Notre pensée est également soumise à la détection de coïncidences : nous sommes sensibles aux évènements synchrones,  et générons automatiquement des associations causales. De la même façon que nous croyons percevoir le réel, nous croyons facilement percevoir directement des relations causales.

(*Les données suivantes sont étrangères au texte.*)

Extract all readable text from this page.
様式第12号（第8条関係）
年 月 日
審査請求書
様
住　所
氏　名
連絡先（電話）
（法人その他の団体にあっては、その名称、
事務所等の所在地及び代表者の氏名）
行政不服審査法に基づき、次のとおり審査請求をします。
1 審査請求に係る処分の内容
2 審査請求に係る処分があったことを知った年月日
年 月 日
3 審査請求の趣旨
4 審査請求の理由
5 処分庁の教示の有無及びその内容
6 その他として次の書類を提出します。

Un exemple courant de cette illusion de corrélation est apporté par l’idée que les accouchements plus fréquents les jours de pleine lune. Cette conviction ne possède aucun fondement scientifique sérieux (cf. http://lazarius-mirage/lune) n’a jamais été étayée par des statistiques sérieuses (ex : Rossetti 1990) mais continue d’être irrésistiblement très en vogue dans les maternités et le grand public.
Les associations positives (ce soir nous avons beaucoup de naissance et c’est pleine lune!) étant plus marquantes que les négatives (soir de pleine lune sans abondance de naissance, ou abondance de naissance sans pleine lune), elles dominent dans l’impression globale et contribuent donc à générer ou entretenir une idée fausse (cf. la famille des biais de confirmation et de filtrage).
Et bien évidemment nous transformons trop facilement la coïncidence en causalité : nous cherchons à comprendre le monde en lui donnons du sens. Le hasard n’étant pas toujours porteur de sens, nous avons tendance à le remplacer par des croyances.

L’illusion de corrélation consiste à percevoir une relation entre deux événements non reliés ou encore à exagérer une relation qui est faible en réalité. Par exemple, l’association d’une caractéristique particulière chez une personne au fait qu’elle appartienne à un groupe particulier alors que la caractéristique n’a rien à voir avec le fait qu’elle appartienne à ce groupe. La démarche expérimentale a pour objectif de prolonger l’observation en soumettant l’hypothèse qu’elle a fait naître à la vérification par une démarche qui cherche à établir la relation causale soupçonnée.